Is Safe, Green Thorium Power Finally Ready For Prime Time?
MrSeb writes "If you've not been tracking the thorium hype, you might be interested to learn that the benefits liquid fluoride thorium reactors (LFTRs) have over light water uranium reactors (LWRs) are compelling. Alvin Weinberg, who invented both, favored the LFTR for civilian power since its failures (when they happened) were considerably less dramatic — a catastrophic depressurization of radioactive steam, like occurred at Chernobyl in 1986, simply wouldn't be possible. Since the technical hurdles to building LFTRs and handling their byproducts are in theory no more challenging, one might ask — where are they? It turns out that a bunch of U.S. startups are investigating the modern-day viability of thorium power, and countries like India and China have serious, governmental efforts to use LFTRs. Is thorium power finally ready for prime time?"
Chernobyl was a graphite moderated water-cooled reactor. Any commercial nuclear plant in the U.S. is a water-moderated and water-cooled reactor.
Despite the normal perception of the word, a "moderator" actually increases the nuclear activity in a fission plant since it slows-down ("moderates") neutrons and therefore increases the probability that the neutrons cause a fission event. In Chernobyl, the coolant (water) was blown away in the pressure explosion, but the moderator (graphite) remained in place which led to the runaway meltdown.
By contrast at Three Mile Island & Fukushima, the loss of coolant led to a meltdown (literally heat causing melting to occur), but since the water moderator was also missing, the accidents did not lead to a runaway that was anywhere near as severe as Chernobyl. If Fukushima had included a pressure vessel of the same caliber as the one used at TMI, then hardly any radioactivity would have been released during the Fukushima accident.
AntiFA: An abbreviation for Anti First Amendment.
Weinbergs team at Oak Ridge managed to work with the Fluoride salts. They used high-nickel alloys (Hastelloy N) which were able to resist the F salts. Other manufacturers have alloys of similar make up - I believe a Czech group are developing their own at the moment due to difficulty of supply from Haynes - google MONICR. The problems are not trivial, but they are surmountable.
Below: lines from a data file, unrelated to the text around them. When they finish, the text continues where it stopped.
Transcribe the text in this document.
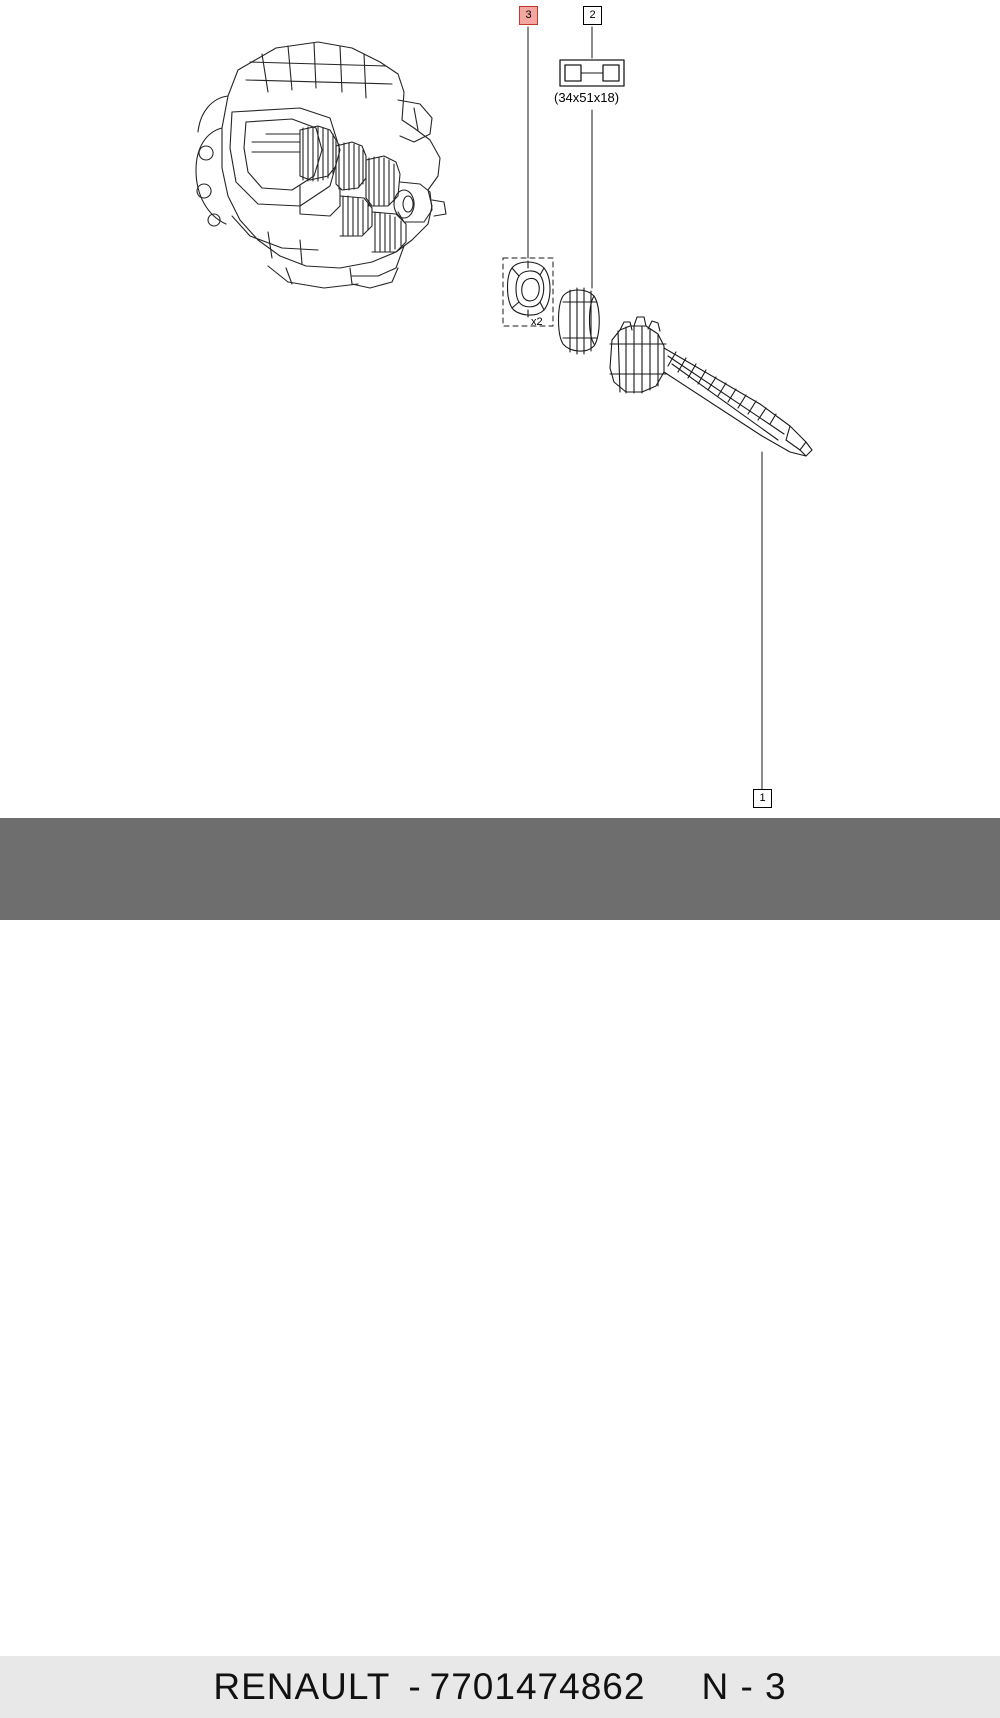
3	2
1
(34x51x18)
x2
RENAULT - 7701474862 N - 3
Prohibitive corrosion is a common misconception about this type of reactor. The U.S. built an experimental MSR in the 60's and ran it for 5 years. According to the results section of the wikipedia article about the experiment, the corrosion was negligible: http://en.wikipedia.org/wiki/Molten-Salt_Reactor_Experiment#Results
The article indicates that Adm. Rickover didn't like molten salt / sodium cooled reactors because the "Navy knew how to handle water". In reality, Rickover's nuclear program tried both approaches. The Nautilus (SSN-571) used a boiling water reactor, and the Seawolf (SSN-575) used a sodium cooled reactor. Both were built, both went to sea, and both performed reasonably well. But the sodium-cooled reactor turned out to be harder to maintain than the boiling water reactor, and couldn't be run at full capacity because of some design problems. so after a year, Seawolf was returned to the yards and converted to a boiling water reactor.
That was very typical of the military approach of the period - fully develop several alternatives, operate them, then dump the losers. The history of 1950s jet fighters is a striking example.
U-232 is also produced in LFTR reactors, and is HELLACIOUSLY radioactive. You can't work around U-232 with just a glove-box - you're gonna get a tan that way. It also poisons the reaction of a U-233 bomb, so you've got to separate it out, so you're back to centrifuges and the like, and you're gonna have to throw out the contaminated and radioactive centrifuges when you're done as well.